Not enough capitalist destruction

An interesting view, eh?

E&Y said that although companies are struggling, the number of administrations actually fell last year, despite a 42pc rise in profit warnings among listed companies. It said the mismatch could be explained by a change in attitude among the government and creditors, which have allowed more breathing space for businesses since the onset of the crisis. ……..E&Y argues that because lenders continue to fund these businesses, capital is not being recycled and reinvested as it should be.

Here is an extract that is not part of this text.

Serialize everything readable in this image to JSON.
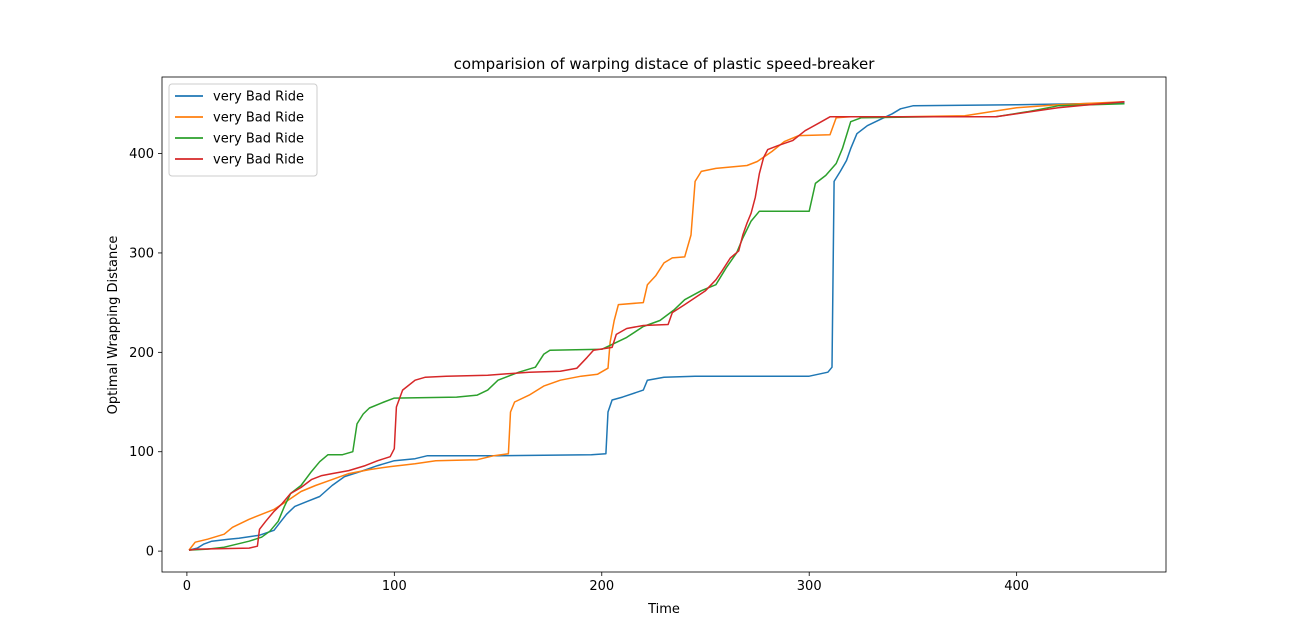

Although it said the number of zombie companies was difficult to estimate, R3, the business distress specialists, said around 30pc of companies are regularly reliant on their maximum overdraft facility – a good gauge of whether a company is viable.

Everyone loves the creative part of capitalism: few like the destructive part. But we do need both and we\’re not going to get the former unless we allow the latter and thus free up resources to be reallocated….

8 thoughts on “Not enough capitalist destruction”

  1. Man whose job depends on charging vast sums to provide state-regulated services in a cartel environment in “upset that creditors and debtors are coming to their own arrangements rather than paying him gbp500 an hour to extract all the value from the company” shock. Film at 11.

  2. It depends what is keeping these companies alive; it is taxpayers money it is a problem, if is manager workforce and banks meeting minds and sharing the pain to keep them alive with a view to a better future then it is highly laudable and the goons at E&Y can fuck off

  3. What happens if a company goes into Administration?
    Don’t the accountants take over i.e. E&Y?

  4. (the bloke in question isn’t a generic economist or accountant at E&Y either, he’s the senior partner of their administration business.)

  5. Oh good grief. Surely this guy knows the difference between insolvency and illiquidity? Being persistently up against your overdraft limit is NOT an indicator that an insolvent company is being kept alive by creditor forbearance. It is much more likely to be an indicator that customers are taking longer to pay their bills and suppliers are demanding money up front, which is known to happen in difficult economic circumstances – and speaking personally, it is happening to my business at the moment. If a business has a broad customer base, a good financial history and a solid future orders book, but is experiencing cash flow difficulties and an increase in bad debts, it is always – in my opinion – better to provide liquidity and keep it going until things improve. In which case creditor forbearance is absolutely reasonable. This guy represents the sharks, doesn’t he?

  6. I’m not sure that I would want to be drawing links between numbers of profits warnings in listed companies, and number of business failures in the wider economy.

    Firstly, let’s get one thing out of the way… a 42% increase in profits wearnings tells us nothing. It could mean that profits warnings went from 6 to 10 amongst a population of (I think) around 3000 companies.

    Secondly, profits warnings arise when companies get their forecasts wrong. Now, that might be because the economy is sluggish.. or it might be because their forecasting was flawed, or because that company suffered from specific problems. We’ve had profits warnings from the likes of BP and Tesco recently… but I don’t see either of them calling in the administrators.

    Listed companies tend to forecast growth all the time.. for that is what demanded. The economy is stagnant. Smaller businesses can deal with a stagnant economy.. the key inputs are not getting much more expensive (wages, property) so most are ticking over just-about OK. The listed companies are ticking over fine too… but that’s percieved as a problem.

  7. In addition to Frances’ comment – the banks are also cutting back on overdraft lending to businesses. Why? Oh, that old “unintended consequences” thing. Overdrafts, apparently, aren’t measured when calculating this “lending to business” thing some of the politicians seem temporarily keen on.

    So they want you to move to fixed-term loans. I’ve hit my business overdraft limit a couple of times in the last few months because a drop in the limit has coincided with an even-later-than-usual customer payment.